O
nível de exigências que recaem sobre as “recéns-mães” estará mais acentuado?
Será que “mãe” é mais um “produto” que a sociedade espera que “seja produzido”
com altos níveis de perfeição em cuidados? Ou ainda resta vigente a confortável
noção de “instinto materno”, inventada em tempos de guerra, no século XVII,
para aumentar os índices de sobrevivência de recém-nascidos, que tudo parece
explicar?
Hoje
é sabido que não há sustentação científica para que instinto materno seja o que
causa o estado de ser mãe humana. Instintos são pré-formatações neurofisiológicas
que não se adequam à complexidade do que é HUMANO. E mãe-humana é parte
de um processo extremamente dinâmico e complexo, além de ser absolutamente
histórico e SINGULAR.
Tornar-se
mãe é um longo e laborioso processo de construção, que atravessa gerações; é
efeito de transmissões observáveis e, também, inconscientes, de figuras
maternas, além de influências dos ideais socioculturais do entorno de cada
mulher. Ou de forma bem simples: ser mãe é uma ocupação tão exigente, que
beiraria o impossível! E não ocorre sem dores. Não é à toa o recorrente
olhar melancolizado, em pinturas, através de todos os tempos, de Madonas com o
Menino.
Entremeando toda felicidade possível que possa advir do dar-se vida,
existe um sofrimento, um peso do desconhecido, do risco que cerca o viver.
Assim, se a mulher que se torna mãe não tiver uma estrutura interna firme,
sustentada por um contorno acolhedor, poderá escorregar num estado depressivo.
Deve-se ressaltar o papel do companheiro, neste processo: ele representa os
braços firmes que sustentarão os braços da mãe com o bebê ao colo. Sabiamente,
em certas tribos africanas, há um dito muito expressivo: “para cada nova vida
humana é necessário o trabalho de toda uma tribo”.
Ora,
na sociedade ocidental contemporânea houve uma mudança muito radical na
estrutura da família, que encolheu seu núcleo a tal ponto, que já há um número
significativo de famílias mono-parentais (geralmente, mãe e filhos).
Acrescente-se a isto a mudança do lugar da mulher no mercado de trabalho,
muitas vezes única fonte de renda da família. Que espaço interno tem a mulher
hoje para abrir-se ao maravilhoso/assustador processo de tornar-se mãe, então?

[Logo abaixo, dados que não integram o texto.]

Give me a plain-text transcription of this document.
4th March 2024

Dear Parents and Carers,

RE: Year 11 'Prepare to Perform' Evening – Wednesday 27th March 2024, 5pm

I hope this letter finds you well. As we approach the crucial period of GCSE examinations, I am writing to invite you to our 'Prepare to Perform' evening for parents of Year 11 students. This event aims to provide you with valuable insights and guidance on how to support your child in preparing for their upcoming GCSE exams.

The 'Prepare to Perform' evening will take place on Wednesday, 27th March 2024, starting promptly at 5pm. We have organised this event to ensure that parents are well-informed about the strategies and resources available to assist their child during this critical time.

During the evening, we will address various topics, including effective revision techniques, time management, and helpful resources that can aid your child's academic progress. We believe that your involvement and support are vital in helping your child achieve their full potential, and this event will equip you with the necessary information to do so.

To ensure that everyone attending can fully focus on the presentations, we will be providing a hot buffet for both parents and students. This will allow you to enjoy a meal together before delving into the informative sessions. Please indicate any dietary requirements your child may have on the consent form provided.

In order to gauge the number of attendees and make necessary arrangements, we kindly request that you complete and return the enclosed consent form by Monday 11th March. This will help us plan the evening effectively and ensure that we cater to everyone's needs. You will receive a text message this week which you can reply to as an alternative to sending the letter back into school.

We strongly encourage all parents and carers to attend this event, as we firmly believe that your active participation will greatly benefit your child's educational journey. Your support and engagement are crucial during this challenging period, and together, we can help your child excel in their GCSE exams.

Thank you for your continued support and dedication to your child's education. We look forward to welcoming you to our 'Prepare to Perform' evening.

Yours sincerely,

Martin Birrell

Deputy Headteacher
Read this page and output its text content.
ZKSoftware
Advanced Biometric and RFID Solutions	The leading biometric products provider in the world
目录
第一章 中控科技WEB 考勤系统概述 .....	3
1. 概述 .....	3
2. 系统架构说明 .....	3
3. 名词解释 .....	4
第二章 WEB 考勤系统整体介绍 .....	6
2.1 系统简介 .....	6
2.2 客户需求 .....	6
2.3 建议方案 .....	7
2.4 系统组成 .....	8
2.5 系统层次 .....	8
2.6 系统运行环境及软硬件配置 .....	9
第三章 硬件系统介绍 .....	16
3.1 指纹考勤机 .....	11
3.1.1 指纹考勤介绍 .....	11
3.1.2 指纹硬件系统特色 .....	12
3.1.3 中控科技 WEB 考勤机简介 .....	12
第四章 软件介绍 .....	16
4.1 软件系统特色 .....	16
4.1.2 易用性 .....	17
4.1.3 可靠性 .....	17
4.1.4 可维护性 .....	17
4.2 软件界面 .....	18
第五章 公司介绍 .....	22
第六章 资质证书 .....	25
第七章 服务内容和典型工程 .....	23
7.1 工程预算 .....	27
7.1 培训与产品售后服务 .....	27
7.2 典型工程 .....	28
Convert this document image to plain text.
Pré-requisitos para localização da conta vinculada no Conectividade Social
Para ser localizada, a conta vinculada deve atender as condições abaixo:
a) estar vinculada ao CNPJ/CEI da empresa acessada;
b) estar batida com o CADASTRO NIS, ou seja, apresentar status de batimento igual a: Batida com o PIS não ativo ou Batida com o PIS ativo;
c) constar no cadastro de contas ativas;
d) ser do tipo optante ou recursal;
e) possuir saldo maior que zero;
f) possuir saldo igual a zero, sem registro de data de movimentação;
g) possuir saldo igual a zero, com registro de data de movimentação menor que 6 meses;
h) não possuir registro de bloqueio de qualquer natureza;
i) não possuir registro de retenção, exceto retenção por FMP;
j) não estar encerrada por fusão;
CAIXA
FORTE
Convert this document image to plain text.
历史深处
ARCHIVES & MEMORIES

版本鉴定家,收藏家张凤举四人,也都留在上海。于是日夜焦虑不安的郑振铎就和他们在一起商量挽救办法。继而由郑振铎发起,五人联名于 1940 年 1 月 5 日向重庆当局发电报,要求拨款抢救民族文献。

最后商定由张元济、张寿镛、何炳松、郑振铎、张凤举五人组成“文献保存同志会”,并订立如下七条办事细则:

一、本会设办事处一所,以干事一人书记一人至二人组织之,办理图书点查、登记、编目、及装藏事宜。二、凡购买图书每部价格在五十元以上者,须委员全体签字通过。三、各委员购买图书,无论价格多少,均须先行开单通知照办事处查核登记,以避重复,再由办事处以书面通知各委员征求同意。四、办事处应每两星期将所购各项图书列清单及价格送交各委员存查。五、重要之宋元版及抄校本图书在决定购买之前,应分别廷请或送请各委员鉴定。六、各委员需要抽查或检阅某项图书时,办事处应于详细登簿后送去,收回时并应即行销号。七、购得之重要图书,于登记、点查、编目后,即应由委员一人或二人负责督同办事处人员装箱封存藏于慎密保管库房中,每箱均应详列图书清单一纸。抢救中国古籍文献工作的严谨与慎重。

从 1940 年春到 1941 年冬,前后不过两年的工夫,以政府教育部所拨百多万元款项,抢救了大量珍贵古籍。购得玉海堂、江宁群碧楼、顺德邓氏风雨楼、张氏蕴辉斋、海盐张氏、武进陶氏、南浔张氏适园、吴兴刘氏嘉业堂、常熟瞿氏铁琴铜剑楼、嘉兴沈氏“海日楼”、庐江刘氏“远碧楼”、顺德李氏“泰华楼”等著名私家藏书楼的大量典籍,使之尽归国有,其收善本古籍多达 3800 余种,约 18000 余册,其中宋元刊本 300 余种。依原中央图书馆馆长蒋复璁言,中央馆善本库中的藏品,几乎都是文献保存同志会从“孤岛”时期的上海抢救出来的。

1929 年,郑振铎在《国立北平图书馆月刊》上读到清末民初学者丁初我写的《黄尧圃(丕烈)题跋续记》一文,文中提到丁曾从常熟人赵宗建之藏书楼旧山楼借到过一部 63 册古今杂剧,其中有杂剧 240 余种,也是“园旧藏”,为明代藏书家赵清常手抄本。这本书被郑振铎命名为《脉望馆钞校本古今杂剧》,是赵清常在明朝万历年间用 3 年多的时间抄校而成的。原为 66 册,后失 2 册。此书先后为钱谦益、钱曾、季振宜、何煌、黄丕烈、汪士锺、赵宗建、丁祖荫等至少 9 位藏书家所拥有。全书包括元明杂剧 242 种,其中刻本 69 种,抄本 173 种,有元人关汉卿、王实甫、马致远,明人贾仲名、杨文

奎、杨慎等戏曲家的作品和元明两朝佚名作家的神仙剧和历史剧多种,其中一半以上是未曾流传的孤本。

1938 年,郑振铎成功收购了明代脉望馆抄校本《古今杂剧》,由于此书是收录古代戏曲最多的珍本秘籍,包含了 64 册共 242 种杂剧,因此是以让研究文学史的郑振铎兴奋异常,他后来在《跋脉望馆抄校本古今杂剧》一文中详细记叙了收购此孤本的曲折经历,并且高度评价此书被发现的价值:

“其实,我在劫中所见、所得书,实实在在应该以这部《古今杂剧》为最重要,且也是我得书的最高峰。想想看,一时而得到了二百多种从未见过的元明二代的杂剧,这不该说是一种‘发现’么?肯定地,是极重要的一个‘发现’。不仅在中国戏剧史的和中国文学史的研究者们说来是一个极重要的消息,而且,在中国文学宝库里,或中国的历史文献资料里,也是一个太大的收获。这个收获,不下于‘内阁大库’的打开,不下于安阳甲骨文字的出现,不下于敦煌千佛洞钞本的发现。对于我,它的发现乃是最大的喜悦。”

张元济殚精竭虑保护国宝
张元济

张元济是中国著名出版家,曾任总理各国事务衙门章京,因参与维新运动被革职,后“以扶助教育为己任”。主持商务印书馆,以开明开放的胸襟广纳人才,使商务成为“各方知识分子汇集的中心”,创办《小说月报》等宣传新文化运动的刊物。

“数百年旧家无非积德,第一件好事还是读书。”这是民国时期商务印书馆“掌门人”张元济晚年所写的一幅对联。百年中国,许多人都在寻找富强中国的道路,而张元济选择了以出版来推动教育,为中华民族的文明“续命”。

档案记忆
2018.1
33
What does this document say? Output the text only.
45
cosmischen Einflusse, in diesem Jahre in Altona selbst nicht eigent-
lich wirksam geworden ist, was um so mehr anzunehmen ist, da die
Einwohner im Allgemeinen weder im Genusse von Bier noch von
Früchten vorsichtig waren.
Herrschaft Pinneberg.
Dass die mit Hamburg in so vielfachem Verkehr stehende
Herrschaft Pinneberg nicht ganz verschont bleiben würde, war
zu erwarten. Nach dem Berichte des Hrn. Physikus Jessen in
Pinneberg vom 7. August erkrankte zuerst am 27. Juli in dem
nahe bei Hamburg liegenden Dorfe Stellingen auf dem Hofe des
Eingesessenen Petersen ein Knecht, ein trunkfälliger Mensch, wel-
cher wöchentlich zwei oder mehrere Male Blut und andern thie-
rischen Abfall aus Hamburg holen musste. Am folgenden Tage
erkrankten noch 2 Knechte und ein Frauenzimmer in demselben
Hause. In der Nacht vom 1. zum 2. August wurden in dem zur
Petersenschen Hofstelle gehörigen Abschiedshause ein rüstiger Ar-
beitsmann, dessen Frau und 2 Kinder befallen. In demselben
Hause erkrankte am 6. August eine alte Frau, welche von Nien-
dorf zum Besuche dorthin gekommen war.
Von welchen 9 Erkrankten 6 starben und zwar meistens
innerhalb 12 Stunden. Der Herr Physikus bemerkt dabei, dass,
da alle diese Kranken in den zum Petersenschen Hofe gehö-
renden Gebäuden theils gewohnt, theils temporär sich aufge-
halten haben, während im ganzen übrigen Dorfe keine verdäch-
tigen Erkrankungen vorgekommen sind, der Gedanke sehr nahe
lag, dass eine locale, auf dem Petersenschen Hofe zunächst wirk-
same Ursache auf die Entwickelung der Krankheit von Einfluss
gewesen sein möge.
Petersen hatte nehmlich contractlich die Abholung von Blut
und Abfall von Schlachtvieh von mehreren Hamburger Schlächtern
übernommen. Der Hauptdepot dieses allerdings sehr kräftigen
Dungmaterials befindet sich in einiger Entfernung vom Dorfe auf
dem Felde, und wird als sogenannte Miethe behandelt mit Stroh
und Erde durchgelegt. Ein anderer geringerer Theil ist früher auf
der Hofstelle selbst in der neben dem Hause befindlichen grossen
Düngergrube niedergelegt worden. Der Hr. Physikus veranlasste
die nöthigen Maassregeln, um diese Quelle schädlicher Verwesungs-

Será que entrar num cursinho para gestantes, uma escolinha de mães ou num blog
de mães que os filhos não dormem, por exemplo, resolve? Ou contratar um
“materno- personal” responde às angústias escondidas, por traz do: “Tudo bem.”,
dito ao profissional médico que a acompanha, nas várias etapas do
percurso? Mulheres precisam mentir, negando as ansiedades porque passam com
seus filhos, mesmo quando tudo aparentemente ocorre bem? Existiria bebê
perfeito, que nunca faria a mãe passar uma noite em claro? Existe relação
mãe-filho sem angústias, conflitos e dificuldades?
Apesar
desta relação tão delicada e carente de apoio trazer, necessariamente, um
conjunto de dificuldades para todos os participantes (mãe, bebê, pai, irmãos,
cuidadores), pesquisas recentes comprovam que mães têm resistência em deixar
transparecer, tanto no âmbito familiar quanto no âmbito social, suas dúvidas
reais e imaginárias e seus assustadores e ambivalentes sentimentos
correspondentes. Embora uma parte dessa resistência seja consciente, as raízes
desse mecanismo são inconscientes, isto é, a própria mulher desconhece muitos
“tijolos” que estão fazendo parte da construção de sua maternidade. Esta
resistência, muitas vezes, é fortificada pelo posicionamento de outros próximos
(até de profissionais de saúde que acompanham mãe-bebê), que também resistem em
abrir mão de seus ideais de “mãe perfeita”, preferindo não supor nenhum
sofrimento possível, ali, eximindo-se de oferecerem-se como suplência de apoio,
de “colo”, de escuta, de amparo, de solidariedade, de... suplências todas, na
verdade, nunca suficientes para suprir o verdadeiro estado de desamparo, que
ronda o tornar-se mãe e filho, desde sempre.